アダムは暫く考え込み、一つ溜息を吐いてから私に答えた。
「私の所で学んだ後に、君は何をするつもりだい?君の事だ、ただ学ぶだけで終わらせるつもりはないのだろう?」
「‥やはり貴方には読まれてしまうわね。実はシュミット商会に対抗出来る組織を、作ろうと考えているのよ。大きな商会の殆どは、名のある貴族の所有でしょう?だから小規模な商会を運営している、一般階級の人々に交渉して、一つに纏めれば対抗出来るのではないかと考えたの」
「‥‥対抗組織を作った上で、シュミット商会に行く筈の発注を、君の組織が横取りするという構図かな‥。悪くはない考え方だし、いずれそのやり方をする組織も現れるだろうな。でもそれにはかなりの時間を要する。ナターリア、はっきり言って伯爵の出した期限内に、そのやり方を実現するのは不可能だ」
的を射た事をピシャリと言い渡されて、私は何も言えなくなった。
黙り込む私の様子から心情を察してか、アダムは少し困った顔をしている。
やがて何かを思い付いたのか、言いにくそうに口を開いた。
「ヘルベルトの件を解決する方法が、一つだけ浮かんだよ。

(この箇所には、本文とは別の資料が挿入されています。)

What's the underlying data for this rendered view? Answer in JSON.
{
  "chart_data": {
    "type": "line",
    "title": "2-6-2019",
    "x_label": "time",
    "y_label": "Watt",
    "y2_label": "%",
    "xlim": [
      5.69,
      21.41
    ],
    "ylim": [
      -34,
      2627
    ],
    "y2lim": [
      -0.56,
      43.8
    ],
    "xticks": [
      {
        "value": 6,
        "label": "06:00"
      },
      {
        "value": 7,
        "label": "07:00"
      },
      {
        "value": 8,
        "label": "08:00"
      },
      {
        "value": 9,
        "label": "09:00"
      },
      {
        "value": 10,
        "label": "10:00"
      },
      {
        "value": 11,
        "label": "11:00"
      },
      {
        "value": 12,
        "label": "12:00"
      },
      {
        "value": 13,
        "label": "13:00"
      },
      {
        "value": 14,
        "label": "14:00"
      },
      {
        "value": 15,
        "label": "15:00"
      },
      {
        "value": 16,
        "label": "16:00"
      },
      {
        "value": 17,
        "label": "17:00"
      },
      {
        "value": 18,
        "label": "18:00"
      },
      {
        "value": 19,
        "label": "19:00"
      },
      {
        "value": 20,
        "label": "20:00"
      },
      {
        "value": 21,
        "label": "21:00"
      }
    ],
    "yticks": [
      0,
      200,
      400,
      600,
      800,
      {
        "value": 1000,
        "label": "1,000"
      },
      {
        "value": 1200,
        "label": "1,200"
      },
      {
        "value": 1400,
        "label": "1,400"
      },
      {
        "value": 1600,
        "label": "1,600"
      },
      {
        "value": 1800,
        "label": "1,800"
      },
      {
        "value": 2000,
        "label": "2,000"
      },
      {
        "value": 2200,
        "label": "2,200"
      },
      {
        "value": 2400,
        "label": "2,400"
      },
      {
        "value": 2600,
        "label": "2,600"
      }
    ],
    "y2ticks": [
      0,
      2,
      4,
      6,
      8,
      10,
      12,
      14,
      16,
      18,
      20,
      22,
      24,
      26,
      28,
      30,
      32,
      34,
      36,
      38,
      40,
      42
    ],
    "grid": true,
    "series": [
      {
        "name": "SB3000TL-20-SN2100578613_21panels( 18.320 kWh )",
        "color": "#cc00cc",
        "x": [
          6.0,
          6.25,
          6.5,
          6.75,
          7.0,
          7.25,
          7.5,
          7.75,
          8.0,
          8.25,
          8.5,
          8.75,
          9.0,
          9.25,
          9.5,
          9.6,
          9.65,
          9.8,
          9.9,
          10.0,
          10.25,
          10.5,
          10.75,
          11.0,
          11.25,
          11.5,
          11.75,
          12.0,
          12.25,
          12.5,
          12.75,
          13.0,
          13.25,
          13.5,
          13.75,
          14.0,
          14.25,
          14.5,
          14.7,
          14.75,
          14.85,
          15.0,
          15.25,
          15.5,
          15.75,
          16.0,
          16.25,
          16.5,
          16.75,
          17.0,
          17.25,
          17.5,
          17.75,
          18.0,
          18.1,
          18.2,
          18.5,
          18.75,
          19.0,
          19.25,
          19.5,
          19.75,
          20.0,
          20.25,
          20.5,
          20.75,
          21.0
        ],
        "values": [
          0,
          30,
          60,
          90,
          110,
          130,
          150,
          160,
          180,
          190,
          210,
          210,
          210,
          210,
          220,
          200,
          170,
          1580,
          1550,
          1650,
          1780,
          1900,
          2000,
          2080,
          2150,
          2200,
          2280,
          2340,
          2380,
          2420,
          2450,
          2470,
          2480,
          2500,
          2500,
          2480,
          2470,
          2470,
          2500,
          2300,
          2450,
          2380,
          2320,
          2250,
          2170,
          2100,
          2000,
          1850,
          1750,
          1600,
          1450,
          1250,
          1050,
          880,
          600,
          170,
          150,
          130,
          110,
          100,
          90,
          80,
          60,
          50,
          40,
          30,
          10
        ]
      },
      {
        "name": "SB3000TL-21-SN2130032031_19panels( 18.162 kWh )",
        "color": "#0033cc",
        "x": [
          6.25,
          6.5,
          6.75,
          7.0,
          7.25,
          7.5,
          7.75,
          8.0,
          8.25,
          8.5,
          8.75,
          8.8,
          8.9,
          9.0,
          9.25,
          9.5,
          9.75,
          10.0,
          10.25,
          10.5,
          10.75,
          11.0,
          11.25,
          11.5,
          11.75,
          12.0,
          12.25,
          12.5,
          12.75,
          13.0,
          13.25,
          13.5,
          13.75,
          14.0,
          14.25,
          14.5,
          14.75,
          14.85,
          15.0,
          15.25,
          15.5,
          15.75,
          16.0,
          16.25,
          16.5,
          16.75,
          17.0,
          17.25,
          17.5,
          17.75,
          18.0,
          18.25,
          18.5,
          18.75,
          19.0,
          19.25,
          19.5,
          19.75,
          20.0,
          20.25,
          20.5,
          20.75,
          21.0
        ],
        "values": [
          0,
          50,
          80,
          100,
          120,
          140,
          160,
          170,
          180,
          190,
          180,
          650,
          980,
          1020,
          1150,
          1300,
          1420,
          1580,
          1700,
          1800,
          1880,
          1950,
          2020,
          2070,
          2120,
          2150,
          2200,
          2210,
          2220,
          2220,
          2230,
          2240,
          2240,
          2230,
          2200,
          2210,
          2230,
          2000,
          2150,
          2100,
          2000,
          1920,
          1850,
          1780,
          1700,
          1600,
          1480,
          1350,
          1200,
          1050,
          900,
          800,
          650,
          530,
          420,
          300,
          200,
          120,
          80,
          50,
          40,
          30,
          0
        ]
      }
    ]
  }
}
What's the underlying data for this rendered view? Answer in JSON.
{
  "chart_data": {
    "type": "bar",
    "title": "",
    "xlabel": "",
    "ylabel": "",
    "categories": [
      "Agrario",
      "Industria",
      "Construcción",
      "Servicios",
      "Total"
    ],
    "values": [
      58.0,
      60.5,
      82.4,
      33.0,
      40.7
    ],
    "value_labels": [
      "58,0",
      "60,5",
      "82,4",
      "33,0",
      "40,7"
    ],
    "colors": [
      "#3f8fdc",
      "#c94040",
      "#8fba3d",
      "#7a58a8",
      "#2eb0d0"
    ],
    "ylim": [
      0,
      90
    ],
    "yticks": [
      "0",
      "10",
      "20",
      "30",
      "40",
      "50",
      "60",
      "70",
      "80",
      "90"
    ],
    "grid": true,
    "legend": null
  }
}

でもその方法は、君にとってあまりいい方法とは言えない。君に嫌な思いをさせてしまうだろうからね」
アダムの言葉に顔を上げる。
失いかけていた希望に、火が灯される感覚だ。
何も浮かばなかった私にとって、その方法を聞かずにいられる訳がない。
「どんなに嫌な思いをしても、それがヘルベルトの邪魔になるなら、私は喜んで受け入れるつもりよ。だから教えて、それはどんな方法なの?」
アダムは一瞬躊躇ったが、深呼吸の様な深い溜息を吐いて、私の目を真っ直ぐ見つめながら、その方法を口にした。